Recebe um Grande e Forte Abraço
Augusto Silva Santos
ESTÓRIAS DOS FIDALGOS DE JOL
14 - A MINHA PASSAGEM PELO DA
Depois da partida do BCAÇ 3833 para a metrópole no navio Uíge, que ocorreu em Dezembro de 1972, fui colocado no Depósito Geral de Adidos em Brá. Naquele Batalhão pertenci à CCAÇ 3306 colocada Jolmete, para onde fui em rendição individual.
Crachá do Depósito de Adidos
No Depósito de Adidos, para além do serviço na Secção de Justiça como escrivão, tinha também periodicamente, para além dos serviços inerentes à Unidade, a missão de fazer Sargento de Dia à Casa de Reclusão Militar.
Lembro-me que no primeiro dia em que isso aconteceu, no Render da Guarda tinham desaparecido 12 reclusos, que entretanto ao longo da semana foram voltando. Na segunda vez desapareceram mais 5, que mais tarde também voltariam a aparecer.
Esta era uma situação comum com outros camaradas que faziam esse mesmo serviço, que igualmente se queixavam e viviam o problema.
Brá / Depósito de Adidos, Fev1973
Nunca ninguém (pelo menos no meu tempo) chegou a saber ao certo por onde os presos fugiam, só sei que eles saíam para ir ao Pilão a Bissau (às “meninas”) e deliciarem-se com alguns petiscos, e que mais tarde voltavam sempre (alguns obviamente eram apanhados pela PM). Tive alguns dissabores (ameaças de levar uma “porrada” se os reclusos não aparecessem), pelo que a partir de determinada altura e, por sugestão de outros camaradas mais antigos (inclusivé de um 1.º Sargento), combinei com um dos reclusos (o mais velho, um Fuzileiro com a alcunha de “Grelhas” e que se dizia havia tido um “confronto directo” com o Cor. Paraquedista Rafael Durão, tendo este como consequência, partido uma mão), para fazer uma “escala de saída”, com a condição de todos estarem presentes ao Render da Guarda.
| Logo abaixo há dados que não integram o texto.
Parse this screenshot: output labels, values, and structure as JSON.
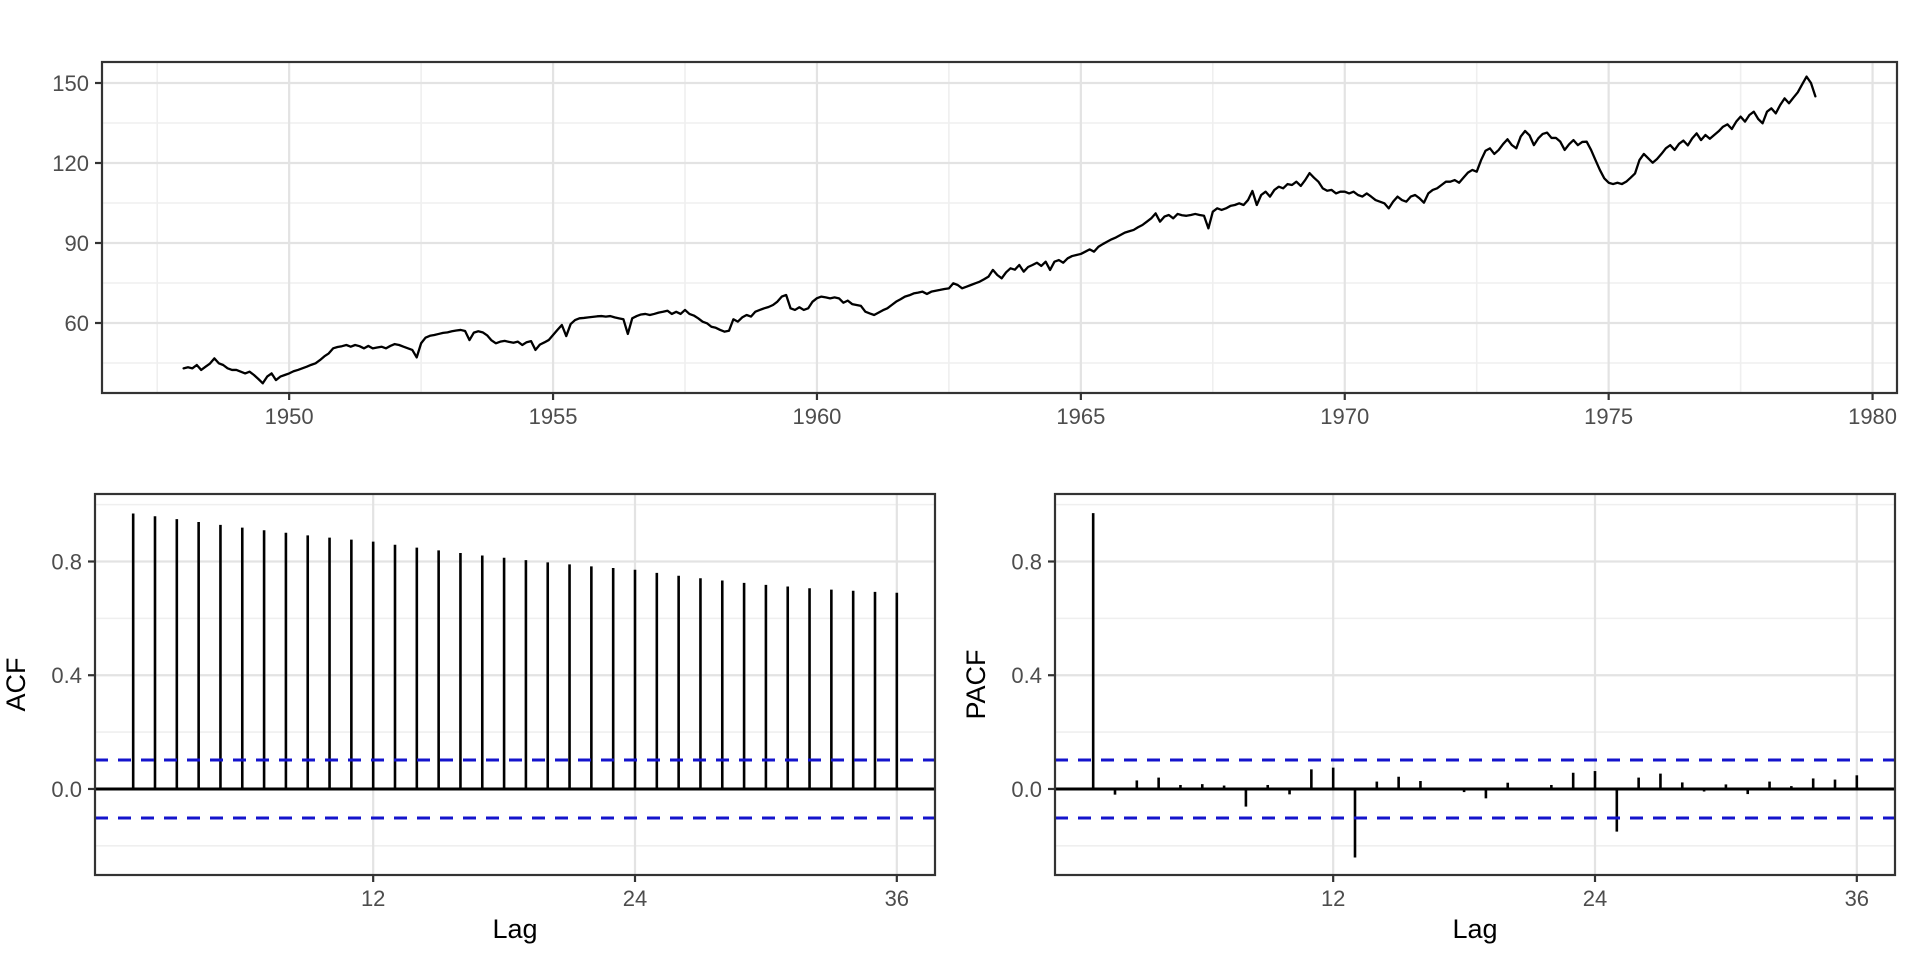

Remédio santo, ou seja, nunca mais faltou nenhum recluso quando estava de serviço.
A esta distância parece caricato, mas o que é certo é que a “medida” funcionou (para mim e para os reclusos).
Brá / Casa de Reclusão Militar, Mar1973 – Em convívio com alguns reclusos por ocasião de um aniversário. O camarada ao fundo, de óculos e barba, é o Carlos Boto, já aqui referenciado por outros camaradas
O meu relacionamento com a maioria dos reclusos era regra geral muito cordial e sem grandes problemas. Alguns eram considerados como “perigosos” por terem cometido crimes com alguma gravidade no teatro de operações ou no interior das suas unidades, mas sinceramente nunca observei nada que me levasse a acreditar nessa perigosidade ou a ter receio fosse do que fosse.
Relembro que, na sua maioria, eram camaradas nossos, que pelos mais diversos motivos haviam caído nesta situação. De qualquer forma não deixavam de o ser (camaradas), pelo que assim sempre os considerei, embora com as limitações a que a situação obrigava.
Brá / Depósito de Adidos
Quando já me faltavam escassos 3 meses para acabar a comissão, por ter discordado de uma ordem mal dada por um oficial (o que viria a ser confirmado) e chegado a via de factos, fui castigado com 5 dias de detenção. Só não apanhei 5 dias de prisão porque tinha dois louvores e tive vários Furriéis e Sargentos que presenciaram os factos a testemunharem em meu favor.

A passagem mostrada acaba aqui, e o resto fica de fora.